Pittsburgh is coming off its first win of the season, a 27-3 blowout of the Cincinnati Bengals on "Monday Night Football," while Baltimore is riding a two-game losing streak. Those two losses encouraged the Ravens step back to reexamine the team to make sure that everyone and everything is still clicking on all cylinders, according to Hurst.
"The first couple of weeks, everything was happening pretty easy, but it's never easy to win on Sundays in the NFL," Hurst said. "I think that if there's anything good that comes out of a loss, you take a step back and reevaluate yourself a little bit."
Based on what the Ravens have done so far this season, don't be surprised to see head coach John Harbaugh roll the dice on fourth down or make gutsy plays at the goal line. Through four games, the Ravens are 6-for-9 on fourth down and have scored a touchdown on 12 of 18 trips to the red zone.
Hurst is all for being aggressive on the field because it shows his coach has faith in him and his teammates to convert.
"I love that. I think that just goes with our whole offense.
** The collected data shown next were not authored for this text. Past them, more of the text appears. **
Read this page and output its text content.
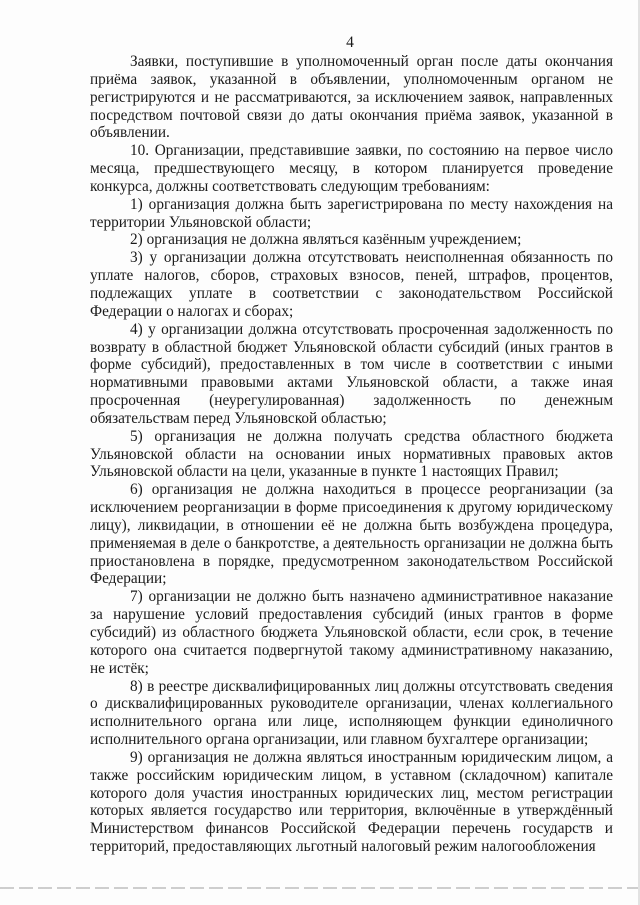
4

Заявки, поступившие в уполномоченный орган после даты окончания приёма заявок, указанной в объявлении, уполномоченным органом не регистрируются и не рассматриваются, за исключением заявок, направленных посредством почтовой связи до даты окончания приёма заявок, указанной в объявлении.

10. Организации, представившие заявки, по состоянию на первое число месяца, предшествующего месяцу, в котором планируется проведение конкурса, должны соответствовать следующим требованиям:

1) организация должна быть зарегистрирована по месту нахождения на территории Ульяновской области;

2) организация не должна являться казённым учреждением;

3) у организации должна отсутствовать неисполненная обязанность по уплате налогов, сборов, страховых взносов, пеней, штрафов, процентов, подлежащих уплате в соответствии с законодательством Российской Федерации о налогах и сборах;

4) у организации должна отсутствовать просроченная задолженность по возврату в областной бюджет Ульяновской области субсидий (иных грантов в форме субсидий), предоставленных в том числе в соответствии с иными нормативными правовыми актами Ульяновской области, а также иная просроченная (неурегулированная) задолженность по денежным обязательствам перед Ульяновской областью;

5) организация не должна получать средства областного бюджета Ульяновской области на основании иных нормативных правовых актов Ульяновской области на цели, указанные в пункте 1 настоящих Правил;

6) организация не должна находиться в процессе реорганизации (за исключением реорганизации в форме присоединения к другому юридическому лицу), ликвидации, в отношении её не должна быть возбуждена процедура, применяемая в деле о банкротстве, а деятельность организации не должна быть приостановлена в порядке, предусмотренном законодательством Российской Федерации;

7) организации не должно быть назначено административное наказание за нарушение условий предоставления субсидий (иных грантов в форме субсидий) из областного бюджета Ульяновской области, если срок, в течение которого она считается подвергнутой такому административному наказанию, не истёк;

8) в реестре дисквалифицированных лиц должны отсутствовать сведения о дисквалифицированных руководителе организации, членах коллегиального исполнительного органа или лице, исполняющем функции единоличного исполнительного органа организации, или главном бухгалтере организации;

9) организация не должна являться иностранным юридическим лицом, а также российским юридическим лицом, в уставном (складочном) капитале которого доля участия иностранных юридических лиц, местом регистрации которых является государство или территория, включённые в утверждённый Министерством финансов Российской Федерации перечень государств и территорий, предоставляющих льготный налоговый режим налогообложения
We have so many playmakers that Harbs and [Greg Roman] trust to go make plays on those important downs," Hurst said. "... It's really fun to be a part of this offense and when Coach makes those decisions, it just gives us more confidence to go make those plays."
A win could put the Ravens back in first place depending on what Cleveland does at San Francisco Oct. 7. But a loss would put the Steelers ahead of them in the AFC North, thanks to the early tiebreaker. The Ravens would also fall to 0-2 against AFC North opponents, so while it's Week 5, this is a very critical game in the season.
Right now, Hurst is feeling good about the direction this team is going in thanks to that hot 2-0 start.
"I don't think we're far off," Hurst said. "We set the standard pretty high at the beginning of the year, but we're not very far off from maintaining that throughout the rest of the season."